When was the last time your walked away from a discussion, only to think of The Perfect Comeback hours later? Recreate the scene for us, and use your winning line.
In my childhood, I had much trouble conversing with people. I was easily intimidated by rude rich arrogant school kids and cruel adults. I’d often get to hear nasty remarks about me and my religion and my financial status and what not. So, as a kid I used to spend hours together thinking of The Perfect Comeback. I could never ever achieve it in those days.
Then, I grew up and got to read this:
“And the servants of the Most Merciful are those who walk upon the earth easily, and when the ignorant address them [harshly], they say [words of] peace,”
Well, nothing works better.
In response to Daily Prompt: Drawing a Blank
Write up a mid-year “State of My Year” post.
As things stand now, I am entirely clueless on what to do with my life. I had a plan once. . .a very clear picture of what I wanted for my life. It was before I decided to form an alliance. Now, somehow I have lost direction. And though this wouldn’t be the place to discuss the pangs of being the (in)significant half of any alliance, I must say that I have done nothing the whole past year but work on it and all I get from time to time is ingratitude and lies and deceit and basically downright bullshit.
So, now I am here, doing exactly what I don’t like doing.
I hope I have something better to write about by the end of this year, or better yet, this month. I hope I can tell ya’ll that I am vacationing (maybe even settling down) in that part of the world where I’d always wanted to go, or that I am expecting babies, or something of the kind. But for now, my system is in limbo.
In response to Daily Post: State of Your Year
If you could take a break from your life and go back to school to master a subject, what would it be?
I love it. I hate my present field with a passion. I am 24 but I want to go back even if it means that my graduation was a waste.
Finish this sentence: “My closest friend is…”
Allah سبحانه و تعالى
Being a Muslim in a non-Muslim and many a times Islamophobic places, it would have been hard for me to go on if it were not for Islam and its beautiful teachings.
There was a time when all the constant humiliation and belittling had had such an adverse effect on me that words can hardly describe. But then I started practising Islam for real instead of just having an Arabic name and things started to fall into place. I’m not perfect but I do try to correct myself every now and then. And I must add: Alhamdulillaah for everything.
In response to Daily Prompt: A Friend in Need
After spending time with a group of people, do you feel energized and ready for anything or do you want to hide in the corner with a good book?
Hide in the corner with a good book.
I just need A Room Of My Own to work towards the accomplishment of my Great Expectations.
Haven’t I detailed my hatred of parties in a previous post?
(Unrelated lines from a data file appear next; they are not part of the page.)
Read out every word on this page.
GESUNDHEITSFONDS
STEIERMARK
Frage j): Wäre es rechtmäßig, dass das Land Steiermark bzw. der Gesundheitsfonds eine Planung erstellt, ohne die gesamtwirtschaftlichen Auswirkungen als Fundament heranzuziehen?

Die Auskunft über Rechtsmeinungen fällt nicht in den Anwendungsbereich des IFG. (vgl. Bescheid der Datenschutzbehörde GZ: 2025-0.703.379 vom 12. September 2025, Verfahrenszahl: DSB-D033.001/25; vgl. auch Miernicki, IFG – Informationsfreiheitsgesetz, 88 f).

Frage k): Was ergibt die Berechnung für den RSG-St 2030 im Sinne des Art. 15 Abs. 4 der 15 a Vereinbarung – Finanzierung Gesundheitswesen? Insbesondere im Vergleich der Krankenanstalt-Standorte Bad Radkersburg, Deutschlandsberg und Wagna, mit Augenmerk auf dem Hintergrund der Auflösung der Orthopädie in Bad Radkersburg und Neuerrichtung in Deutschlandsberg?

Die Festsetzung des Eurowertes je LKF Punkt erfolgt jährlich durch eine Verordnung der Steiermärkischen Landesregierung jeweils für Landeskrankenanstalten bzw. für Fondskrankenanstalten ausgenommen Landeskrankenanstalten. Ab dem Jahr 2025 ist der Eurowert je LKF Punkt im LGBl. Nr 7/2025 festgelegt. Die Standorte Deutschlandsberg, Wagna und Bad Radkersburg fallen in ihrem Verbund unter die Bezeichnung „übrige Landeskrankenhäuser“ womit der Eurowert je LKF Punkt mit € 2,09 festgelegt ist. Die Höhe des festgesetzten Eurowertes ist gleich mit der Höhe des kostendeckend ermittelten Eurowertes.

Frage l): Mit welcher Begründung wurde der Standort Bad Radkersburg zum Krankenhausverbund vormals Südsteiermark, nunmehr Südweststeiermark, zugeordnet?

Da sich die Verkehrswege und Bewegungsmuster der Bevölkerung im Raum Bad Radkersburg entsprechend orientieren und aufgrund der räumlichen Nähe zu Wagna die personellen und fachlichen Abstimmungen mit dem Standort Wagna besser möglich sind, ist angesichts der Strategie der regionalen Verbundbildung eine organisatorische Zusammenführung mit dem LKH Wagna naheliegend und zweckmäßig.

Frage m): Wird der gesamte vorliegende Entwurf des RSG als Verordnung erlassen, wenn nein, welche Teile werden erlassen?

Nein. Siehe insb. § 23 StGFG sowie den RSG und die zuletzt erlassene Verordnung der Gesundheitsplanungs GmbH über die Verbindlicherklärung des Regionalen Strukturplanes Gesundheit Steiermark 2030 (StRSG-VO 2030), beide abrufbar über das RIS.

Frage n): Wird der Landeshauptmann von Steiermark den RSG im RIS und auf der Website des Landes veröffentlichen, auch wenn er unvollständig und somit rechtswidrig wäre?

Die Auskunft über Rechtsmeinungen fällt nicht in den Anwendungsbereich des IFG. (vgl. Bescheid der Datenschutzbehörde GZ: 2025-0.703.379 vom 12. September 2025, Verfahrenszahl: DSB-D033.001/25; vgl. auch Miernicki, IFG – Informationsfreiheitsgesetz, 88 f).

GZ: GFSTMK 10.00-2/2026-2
I find socialising physically and emotionally draining, unless it’s on social networking sites or elsewhere on the Internet.
That’s why I have been so very tired all of this year. I have never socialised so much as I have this time. Been engaged in phone calls far more than befits an introvert. I much prefer text messages. But apparently, some people have too delicate fingers and too impatient a mind to appreciate written conversation, besides having too much money and too little care of time.
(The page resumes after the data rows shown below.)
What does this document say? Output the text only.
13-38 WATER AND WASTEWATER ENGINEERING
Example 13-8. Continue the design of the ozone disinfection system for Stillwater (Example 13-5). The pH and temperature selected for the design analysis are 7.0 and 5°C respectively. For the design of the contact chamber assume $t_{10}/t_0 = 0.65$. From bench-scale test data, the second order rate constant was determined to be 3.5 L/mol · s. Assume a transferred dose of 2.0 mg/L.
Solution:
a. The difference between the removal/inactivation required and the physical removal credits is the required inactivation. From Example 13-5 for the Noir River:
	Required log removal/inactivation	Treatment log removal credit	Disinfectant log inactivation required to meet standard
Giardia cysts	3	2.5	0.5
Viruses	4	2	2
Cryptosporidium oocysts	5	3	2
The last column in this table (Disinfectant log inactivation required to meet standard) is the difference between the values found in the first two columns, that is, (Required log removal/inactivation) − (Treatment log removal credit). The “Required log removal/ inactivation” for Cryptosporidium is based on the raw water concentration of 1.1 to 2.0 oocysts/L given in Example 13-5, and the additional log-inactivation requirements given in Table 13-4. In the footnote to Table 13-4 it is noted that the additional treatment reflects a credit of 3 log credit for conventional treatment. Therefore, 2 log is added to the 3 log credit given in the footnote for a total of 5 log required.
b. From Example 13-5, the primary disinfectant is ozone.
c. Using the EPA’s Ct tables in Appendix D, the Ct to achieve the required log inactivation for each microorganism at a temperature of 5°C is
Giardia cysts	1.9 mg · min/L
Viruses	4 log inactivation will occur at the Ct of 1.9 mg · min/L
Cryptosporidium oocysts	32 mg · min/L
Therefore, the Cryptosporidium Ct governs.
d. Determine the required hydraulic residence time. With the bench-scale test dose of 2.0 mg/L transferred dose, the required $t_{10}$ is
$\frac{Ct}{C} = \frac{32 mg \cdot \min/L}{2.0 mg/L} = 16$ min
Daily Post: Party Animals(?)
If you could be a “fly on the wall” anywhere and at any time in history, where and when would you choose?
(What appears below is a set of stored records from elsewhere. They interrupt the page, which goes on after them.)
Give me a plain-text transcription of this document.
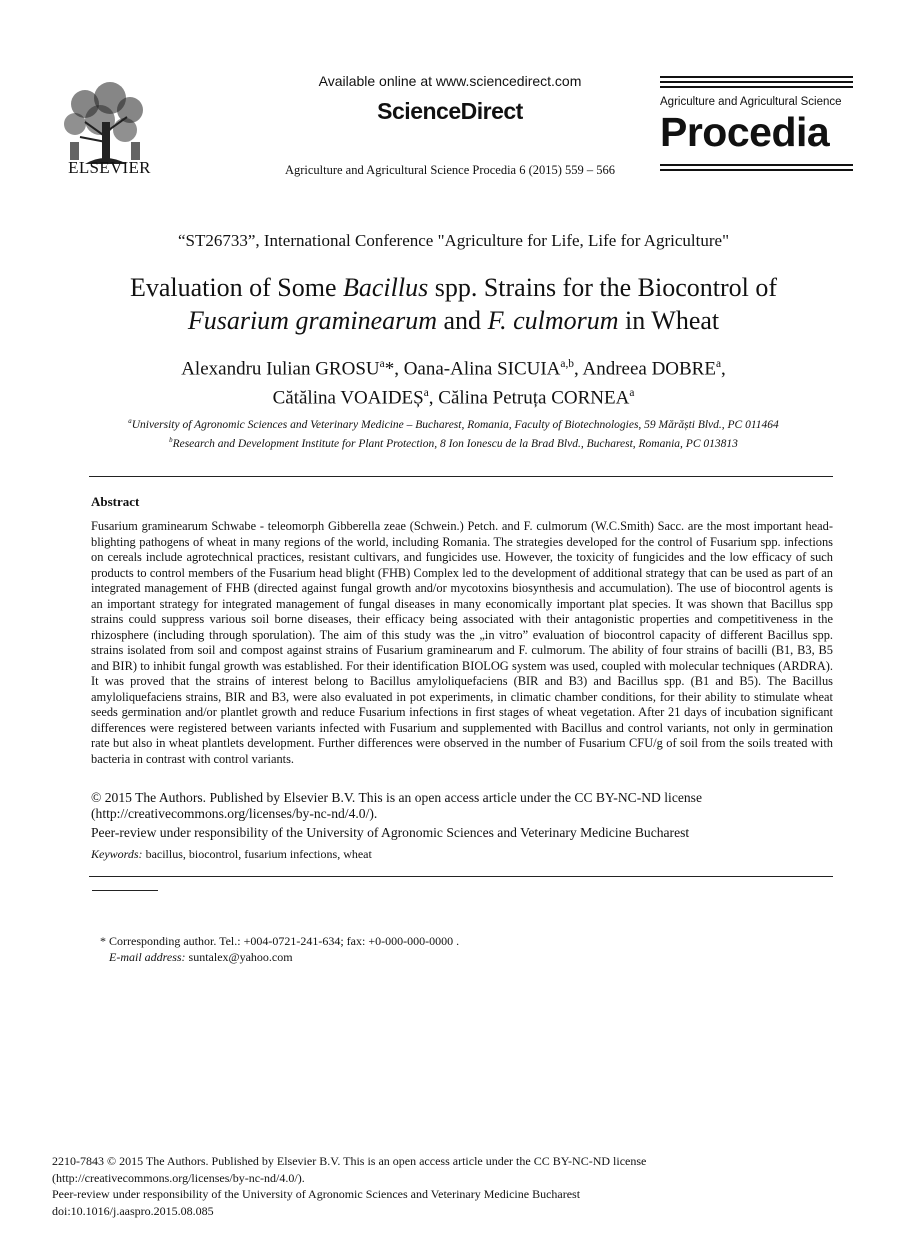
ELSEVIER
Available online at www.sciencedirect.com
ScienceDirect
Agriculture and Agricultural Science Procedia 6 (2015) 559 – 566
Agriculture and Agricultural Science
Procedia
“ST26733”, International Conference "Agriculture for Life, Life for Agriculture"
Evaluation of Some Bacillus spp. Strains for the Biocontrol of
Fusarium graminearum and F. culmorum in Wheat
Alexandru Iulian GROSU$^a$*, Oana-Alina SICUIA$^{a,b}$, Andreea DOBRE$^a$,
Cătălina VOAIDEȘ$^a$, Călina Petruța CORNEA$^a$
$^a$University of Agronomic Sciences and Veterinary Medicine – Bucharest, Romania, Faculty of Biotechnologies, 59 Mărăști Blvd., PC 011464
$^b$Research and Development Institute for Plant Protection, 8 Ion Ionescu de la Brad Blvd., Bucharest, Romania, PC 013813
Abstract
Fusarium graminearum Schwabe - teleomorph Gibberella zeae (Schwein.) Petch. and F. culmorum (W.C.Smith) Sacc. are the most important head-blighting pathogens of wheat in many regions of the world, including Romania. The strategies developed for the control of Fusarium spp. infections on cereals include agrotechnical practices, resistant cultivars, and fungicides use. However, the toxicity of fungicides and the low efficacy of such products to control members of the Fusarium head blight (FHB) Complex led to the development of additional strategy that can be used as part of an integrated management of FHB (directed against fungal growth and/or mycotoxins biosynthesis and accumulation). The use of biocontrol agents is an important strategy for integrated management of fungal diseases in many economically important plat species. It was shown that Bacillus spp strains could suppress various soil borne diseases, their efficacy being associated with their antagonistic properties and competitiveness in the rhizosphere (including through sporulation). The aim of this study was the „in vitro” evaluation of biocontrol capacity of different Bacillus spp. strains isolated from soil and compost against strains of Fusarium graminearum and F. culmorum. The ability of four strains of bacilli (B1, B3, B5 and BIR) to inhibit fungal growth was established. For their identification BIOLOG system was used, coupled with molecular techniques (ARDRA). It was proved that the strains of interest belong to Bacillus amyloliquefaciens (BIR and B3) and Bacillus spp. (B1 and B5). The Bacillus amyloliquefaciens strains, BIR and B3, were also evaluated in pot experiments, in climatic chamber conditions, for their ability to stimulate wheat seeds germination and/or plantlet growth and reduce Fusarium infections in first stages of wheat vegetation. After 21 days of incubation significant differences were registered between variants infected with Fusarium and supplemented with Bacillus and control variants, not only in germination rate but also in wheat plantlets development. Further differences were observed in the number of Fusarium CFU/g of soil from the soils treated with bacteria in contrast with control variants.
© 2015 The Authors. Published by Elsevier B.V. This is an open access article under the CC BY-NC-ND license (http://creativecommons.org/licenses/by-nc-nd/4.0/).
Peer-review under responsibility of the University of Agronomic Sciences and Veterinary Medicine Bucharest
Keywords: bacillus, biocontrol, fusarium infections, wheat
* Corresponding author. Tel.: +004-0721-241-634; fax: +0-000-000-0000 .
E-mail address: suntalex@yahoo.com
2210-7843 © 2015 The Authors. Published by Elsevier B.V. This is an open access article under the CC BY-NC-ND license
(http://creativecommons.org/licenses/by-nc-nd/4.0/).
Peer-review under responsibility of the University of Agronomic Sciences and Veterinary Medicine Bucharest
doi:10.1016/j.aaspro.2015.08.085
If I could be a “fly on the wall”, there are lots of places I’d want to be.
But since that’s not gonna happen, Daily Post shouldn’t ask me about it.
As ‘Umar b. Al-Khattâb – Allâh be pleased with him – said:
“Do not ask about what has not yet happened until it actually happens, for what has happened is enough of an occupation to worry about what has not happened.”
I know it is very ‘normal’ for people to speak about such issues, and once in a while I do give in and talk about it. But no, it’s not gonna happen this time.
I have just completed my graduation and am completely confused as to what I should do now. Science is too much work and too less money.
Work ∝ 1/Money
So, I must leave it unless I’m fine with being bamboozled.
So, you see I’ve better things to worry about. Maybe not as amusing as being a fly on the wall, but things that affect me more.
Daily Post: Fly on the Wall
You win a contest to build your dream home. Draft the plans.
Funny thing, Daily Post gives us to write about this, exactly when I am feeling homeless. When leaving home, I didn’t imagine this life to be so difficult. It wasn’t up until yesterday. Too late a realisation perhaps . . . or not. The thing is, I made a lot of my decisions last year based on something that I no longer feel like believing in.
I used to have a whole different plan than the one I am executing, up until second year . . . it was my own if not anything else and I completely believed in it. And then, my brain got corrupted as I was sort of forced to jump on the bandwagon.
And now I am here: a beast out of the jungle, a fish out of the water: aimless and useless.
I digress. Well, my dream home would be outside this place. Far away from its lies and deceit and plots and manoeuvres. Somewhere in the hills, unpolluted by the evil that infests civilization.
Yea and since home is more than four walls and a roof, I’d have a spouse who really loves me . . . me and only me, and children and . . . . sheep.